ジョルジュ・バルビエ 「シェエラザード」II
George Barbier : Scheherazade



MIDI:ニコライ・リムスキー=コルサコフ 『シェエラザード』より 「若い王子と王女」
Nicolay Rimsky-Korsakov : Young Prince and the Young Princess from "Scheherazade"




 「シェエラザード」(1910年)
 Scheherazade
 音楽:ニコライ・リムスキー=コルサコフ
 美術:レオン・バクスト
 振付:ミハイル・フォーキン






 舞台はアラビアのハーレム。サルタンのシャリアールの留守中に、愛妾ゾベイダは宦官長に懇願して、黒人奴隷たちが閉じ込められている部屋の鍵を開けてもらいます。
 ゾベイダのお気に入りは金の衣装をまとった奴隷でした。官能的な饗宴が繰り広げられ、それが絶頂に達した時、突然シャリアールが戻ってきます。
 シャリアールは家来に命じ、その場にいた男女を1人残らずその場で惨殺しました。ゾベイダは短剣で自殺し、シャリアールの足元で息絶えました。

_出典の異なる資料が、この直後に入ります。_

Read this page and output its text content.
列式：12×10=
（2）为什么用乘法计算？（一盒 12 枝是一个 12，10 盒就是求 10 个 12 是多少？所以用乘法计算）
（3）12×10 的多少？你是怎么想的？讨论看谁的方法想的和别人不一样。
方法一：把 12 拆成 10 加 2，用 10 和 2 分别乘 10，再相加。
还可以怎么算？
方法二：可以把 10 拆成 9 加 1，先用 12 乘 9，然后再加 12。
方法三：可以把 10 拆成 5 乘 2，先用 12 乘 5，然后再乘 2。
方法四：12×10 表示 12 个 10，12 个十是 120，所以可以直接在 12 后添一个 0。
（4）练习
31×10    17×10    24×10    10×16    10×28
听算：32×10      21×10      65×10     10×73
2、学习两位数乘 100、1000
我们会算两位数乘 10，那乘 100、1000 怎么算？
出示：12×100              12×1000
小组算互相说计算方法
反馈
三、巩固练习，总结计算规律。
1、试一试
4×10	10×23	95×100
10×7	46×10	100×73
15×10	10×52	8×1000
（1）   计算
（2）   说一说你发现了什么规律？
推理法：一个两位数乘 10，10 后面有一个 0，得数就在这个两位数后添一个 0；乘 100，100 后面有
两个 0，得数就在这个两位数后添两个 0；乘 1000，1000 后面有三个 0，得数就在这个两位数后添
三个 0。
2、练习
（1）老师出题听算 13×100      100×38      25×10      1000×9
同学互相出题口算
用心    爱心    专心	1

 このバレエはロシア・バレエ団が最初に創作したバレエでした。
 1910年の初演の時、ニジンスキーはゾベイダのお気に入りの金の奴隷を演じました。
 ゾベイダを演じたのは背の高い美人イダ・ルビンスタインで、対する金の奴隷、ニジンスキーは、あまり背が高くなく、猫ののような軽い身のこなしに加えて、どこか女性的なところがあり、この2人による踊りは、倒錯的で刺激的だったそうです。
 バクストによる、緑、赤、青を主体とした色鮮やかな装置と衣装は、パリの観客を熱狂させ、パリにオリエンタル・ファッションを流行させました。
 ジャン・コクトー、マルセル・プルースト、ガブリエレ・ダヌンツィオも、この舞台に魅了され、プルーストはレオナルド・アーン宛の手紙に「あんなに美しいものは生まれてはじめて観た」と書き送っています。